LGBTQ+ issues, sexual consent, social media and easy access to porn have redefined the landscape of relationships for many teenagers.

In April of this year, a new sex education programme for Catholic primary schools, which describes sex and puberty as a “gift from God,” was published.

“Flourish,” a relationships and sexuality education programme, has been developed by the Irish Bishops Conference for junior infants to sixth class. However, it has received widespread backlash after it stated that “we are perfectly created by God to procreate with him”; while a lesson on safety and protection advised senior infant children to say the “Angel of God” prayer.

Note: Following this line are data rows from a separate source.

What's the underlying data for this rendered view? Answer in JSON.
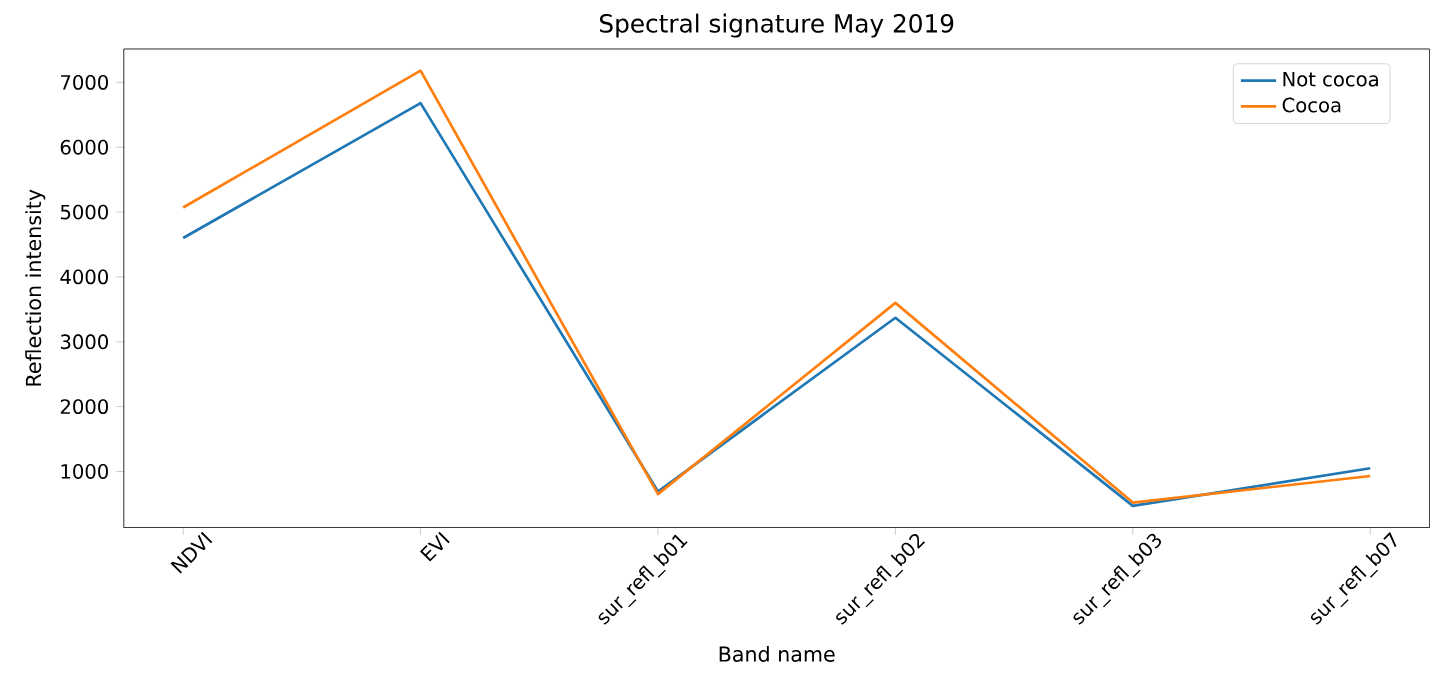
{
  "chart_data": {
    "type": "line",
    "title": "Spectral signature May 2019",
    "xlabel": "Band name",
    "ylabel": "Reflection intensity",
    "categories": [
      "NDVI",
      "EVI",
      "sur_refl_b01",
      "sur_refl_b02",
      "sur_refl_b03",
      "sur_refl_b07"
    ],
    "series": [
      {
        "name": "Not cocoa",
        "color": "#1f77b4",
        "values": [
          4600,
          6680,
          690,
          3370,
          470,
          1050
        ]
      },
      {
        "name": "Cocoa",
        "color": "#ff7f0e",
        "values": [
          5070,
          7180,
          650,
          3600,
          520,
          930
        ]
      }
    ],
    "ylim": [
      135,
      7515
    ],
    "yticks": [
      1000,
      2000,
      3000,
      4000,
      5000,
      6000,
      7000
    ],
    "legend": "top right",
    "grid": false,
    "marker": "none",
    "line_style": "solid"
  }
}
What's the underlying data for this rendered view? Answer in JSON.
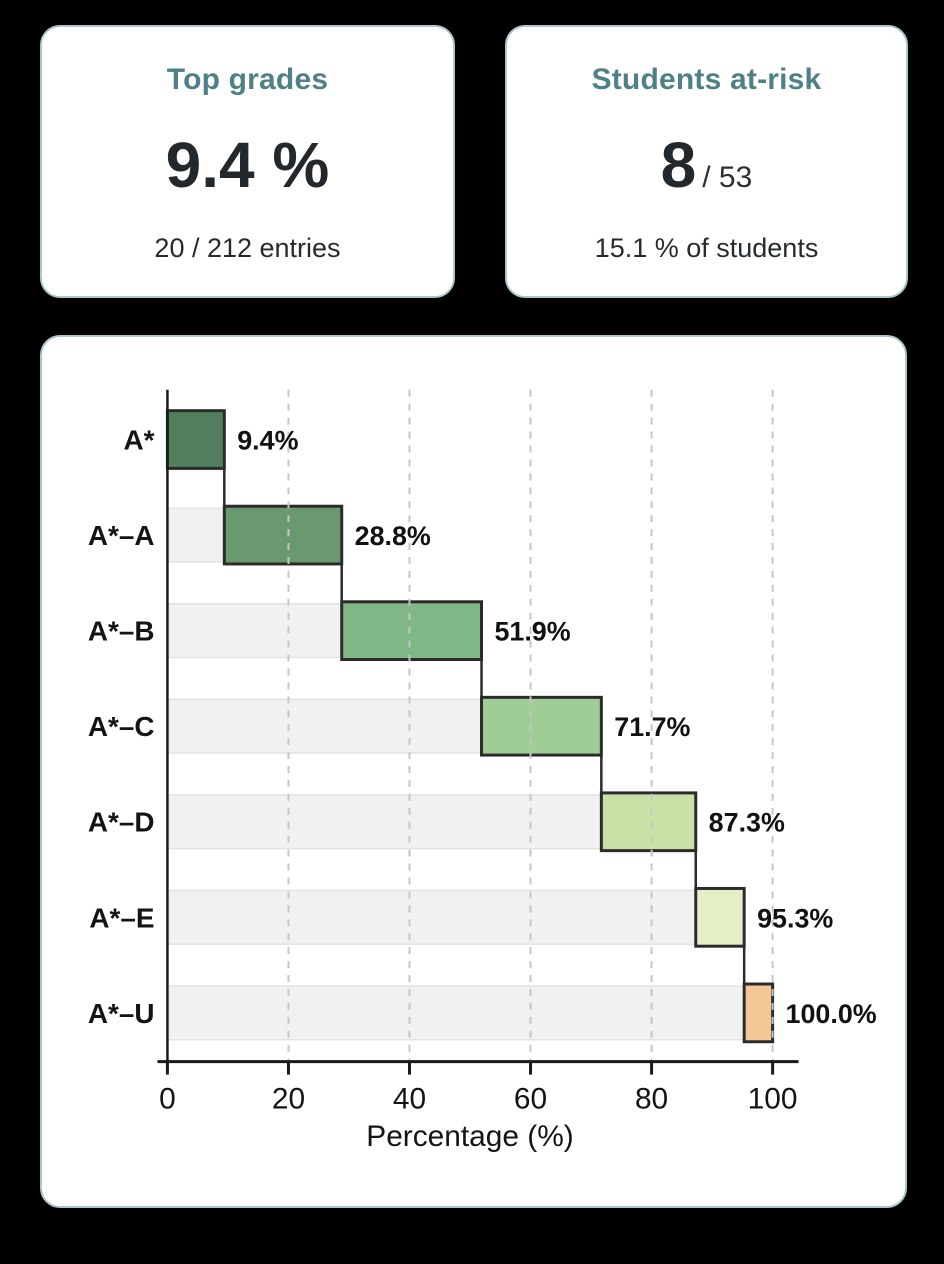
{
  "page": {
    "background": "#000000"
  },
  "theme": {
    "accent_teal": "#4f8088",
    "card_border": "#a9c7cd",
    "card_background": "#ffffff",
    "text_dark": "#23282d",
    "bar_border": "#2b2b2b",
    "band_fill": "#f1f1f2",
    "band_border": "#e3e3e3",
    "grid_color": "#c6c6c6",
    "axis_color": "#1a1a1a"
  },
  "cards": {
    "top_grades": {
      "title": "Top grades",
      "value": "9.4 %",
      "subtitle": "20 / 212 entries"
    },
    "students_at_risk": {
      "title": "Students at-risk",
      "value": "8",
      "value_suffix": "/ 53",
      "subtitle": "15.1 % of students"
    }
  },
  "chart_data": {
    "type": "bar",
    "subtype": "horizontal-waterfall-cumulative",
    "title": "",
    "categories": [
      "A*",
      "A*–A",
      "A*–B",
      "A*–C",
      "A*–D",
      "A*–E",
      "A*–U"
    ],
    "segment_starts": [
      0,
      9.4,
      28.8,
      51.9,
      71.7,
      87.3,
      95.3
    ],
    "cumulative_values": [
      9.4,
      28.8,
      51.9,
      71.7,
      87.3,
      95.3,
      100.0
    ],
    "value_labels": [
      "9.4%",
      "28.8%",
      "51.9%",
      "71.7%",
      "87.3%",
      "95.3%",
      "100.0%"
    ],
    "bar_colors": [
      "#527e5e",
      "#6a9970",
      "#7fb786",
      "#a0cc96",
      "#c9e0a6",
      "#e4efc6",
      "#f5c796"
    ],
    "xlabel": "Percentage (%)",
    "xticks": [
      0,
      20,
      40,
      60,
      80,
      100
    ],
    "xlim": [
      0,
      106
    ],
    "grid": "dashed-vertical-on-top",
    "legend": "none"
  }
}
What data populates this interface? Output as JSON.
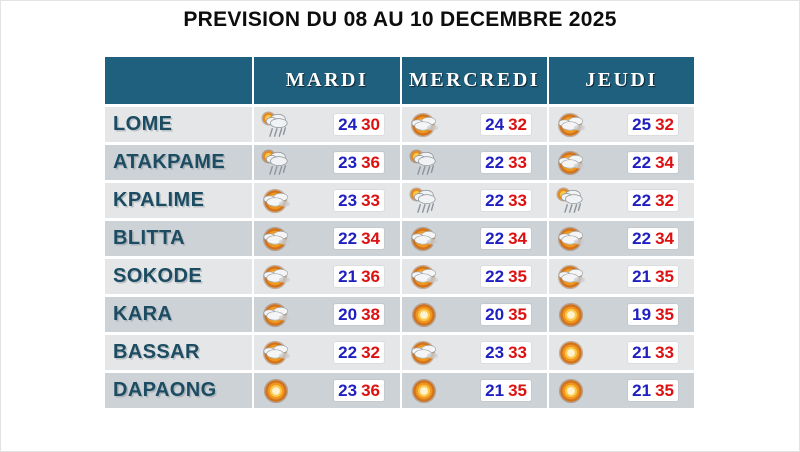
{
  "title": "PREVISION DU 08 AU 10 DECEMBRE 2025",
  "colors": {
    "header_teal": "#20607f",
    "row_dark": "#cdd2d7",
    "row_light": "#e4e6e8",
    "city_text": "#1c4c61",
    "temp_min_blue": "#2020c0",
    "temp_max_red": "#dd1111"
  },
  "table": {
    "day_headers": [
      "MARDI",
      "MERCREDI",
      "JEUDI"
    ],
    "rows": [
      {
        "city": "LOME",
        "days": [
          {
            "icon": "rain-cloud-icon",
            "min": "24",
            "max": "30"
          },
          {
            "icon": "sun-cloud-icon",
            "min": "24",
            "max": "32"
          },
          {
            "icon": "sun-cloud-icon",
            "min": "25",
            "max": "32"
          }
        ]
      },
      {
        "city": "ATAKPAME",
        "days": [
          {
            "icon": "rain-cloud-icon",
            "min": "23",
            "max": "36"
          },
          {
            "icon": "rain-cloud-icon",
            "min": "22",
            "max": "33"
          },
          {
            "icon": "sun-cloud-icon",
            "min": "22",
            "max": "34"
          }
        ]
      },
      {
        "city": "KPALIME",
        "days": [
          {
            "icon": "sun-cloud-icon",
            "min": "23",
            "max": "33"
          },
          {
            "icon": "rain-cloud-icon",
            "min": "22",
            "max": "33"
          },
          {
            "icon": "rain-cloud-icon",
            "min": "22",
            "max": "32"
          }
        ]
      },
      {
        "city": "BLITTA",
        "days": [
          {
            "icon": "sun-cloud-icon",
            "min": "22",
            "max": "34"
          },
          {
            "icon": "sun-cloud-icon",
            "min": "22",
            "max": "34"
          },
          {
            "icon": "sun-cloud-icon",
            "min": "22",
            "max": "34"
          }
        ]
      },
      {
        "city": "SOKODE",
        "days": [
          {
            "icon": "sun-cloud-icon",
            "min": "21",
            "max": "36"
          },
          {
            "icon": "sun-cloud-icon",
            "min": "22",
            "max": "35"
          },
          {
            "icon": "sun-cloud-icon",
            "min": "21",
            "max": "35"
          }
        ]
      },
      {
        "city": "KARA",
        "days": [
          {
            "icon": "sun-cloud-icon",
            "min": "20",
            "max": "38"
          },
          {
            "icon": "sun-icon",
            "min": "20",
            "max": "35"
          },
          {
            "icon": "sun-icon",
            "min": "19",
            "max": "35"
          }
        ]
      },
      {
        "city": "BASSAR",
        "days": [
          {
            "icon": "sun-cloud-icon",
            "min": "22",
            "max": "32"
          },
          {
            "icon": "sun-cloud-icon",
            "min": "23",
            "max": "33"
          },
          {
            "icon": "sun-icon",
            "min": "21",
            "max": "33"
          }
        ]
      },
      {
        "city": "DAPAONG",
        "days": [
          {
            "icon": "sun-icon",
            "min": "23",
            "max": "36"
          },
          {
            "icon": "sun-icon",
            "min": "21",
            "max": "35"
          },
          {
            "icon": "sun-icon",
            "min": "21",
            "max": "35"
          }
        ]
      }
    ]
  }
}
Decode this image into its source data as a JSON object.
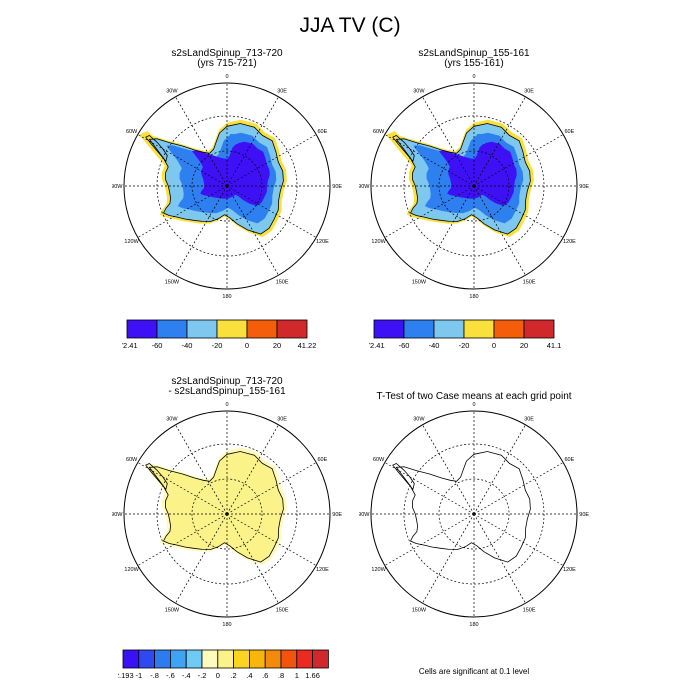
{
  "title": "JJA TV (C)",
  "chart_data": [
    {
      "type": "heatmap",
      "projection": "south-polar-stereographic",
      "title_lines": [
        "s2sLandSpinup_713-720",
        "(yrs 715-721)"
      ],
      "lon_labels": [
        "0",
        "30E",
        "60E",
        "90E",
        "120E",
        "150E",
        "180",
        "150W",
        "120W",
        "90W",
        "60W",
        "30W"
      ],
      "colorbar": {
        "colors": [
          "#3d10f5",
          "#2e7ff0",
          "#7ec7ef",
          "#f9e03a",
          "#f45e0b",
          "#d1282c"
        ],
        "labels": [
          "-72.41",
          "-60",
          "-40",
          "-20",
          "0",
          "20",
          "41.22"
        ]
      },
      "fill_regions": [
        {
          "level_color": "#f9e03a",
          "description": "coastal band"
        },
        {
          "level_color": "#7ec7ef",
          "description": "outer ice sheet"
        },
        {
          "level_color": "#2e7ff0",
          "description": "inner ice sheet"
        },
        {
          "level_color": "#3d10f5",
          "description": "east antarctic plateau"
        }
      ]
    },
    {
      "type": "heatmap",
      "projection": "south-polar-stereographic",
      "title_lines": [
        "s2sLandSpinup_155-161",
        "(yrs 155-161)"
      ],
      "lon_labels": [
        "0",
        "30E",
        "60E",
        "90E",
        "120E",
        "150E",
        "180",
        "150W",
        "120W",
        "90W",
        "60W",
        "30W"
      ],
      "colorbar": {
        "colors": [
          "#3d10f5",
          "#2e7ff0",
          "#7ec7ef",
          "#f9e03a",
          "#f45e0b",
          "#d1282c"
        ],
        "labels": [
          "-72.41",
          "-60",
          "-40",
          "-20",
          "0",
          "20",
          "41.1"
        ]
      }
    },
    {
      "type": "heatmap",
      "projection": "south-polar-stereographic",
      "title_lines": [
        "s2sLandSpinup_713-720",
        "- s2sLandSpinup_155-161"
      ],
      "lon_labels": [
        "0",
        "30E",
        "60E",
        "90E",
        "120E",
        "150E",
        "180",
        "150W",
        "120W",
        "90W",
        "60W",
        "30W"
      ],
      "colorbar": {
        "colors": [
          "#3a10f5",
          "#2f49f2",
          "#2c7cf0",
          "#3ea3f2",
          "#6fcaf5",
          "#fdfbbd",
          "#fbf28a",
          "#fbd41f",
          "#f8b60c",
          "#f48a0c",
          "#f2540e",
          "#ec2a1e",
          "#d1282c"
        ],
        "labels": [
          "-2.193",
          "-1",
          "-.8",
          "-.6",
          "-.4",
          "-.2",
          "0",
          ".2",
          ".4",
          ".6",
          ".8",
          "1",
          "1.66"
        ]
      }
    },
    {
      "type": "heatmap",
      "projection": "south-polar-stereographic",
      "title_lines": [
        "T-Test of two Case means at each grid point"
      ],
      "lon_labels": [
        "0",
        "30E",
        "60E",
        "90E",
        "120E",
        "150E",
        "180",
        "150W",
        "120W",
        "90W",
        "60W",
        "30W"
      ],
      "note": "Cells are significant at 0.1 level"
    }
  ]
}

“Religion shouldn’t have influence on relationships and schools,” Solidarity TD, Mick Barry stated after he questioned how the programme qualified to be appropriate sex education.

So what needs to be done? As a nation, we are moving backwards and continuing to fail the Irish youth. You can hand out as many free condoms as you like, but if shame is drilled into us as young, impressionable kids, we have no hope.

We need a comprehensive sex education system that all schools must follow because as it stands, no school is obliged to follow any standard relationship and sexual education programme. How the establish wants to deal with it is up to them and ca be decided through the schools “ethos.”

Ireland has the attitude and ability to move forward with progressive ideas in general, but it seems that we are not ready to part ways with Catholic ideologies.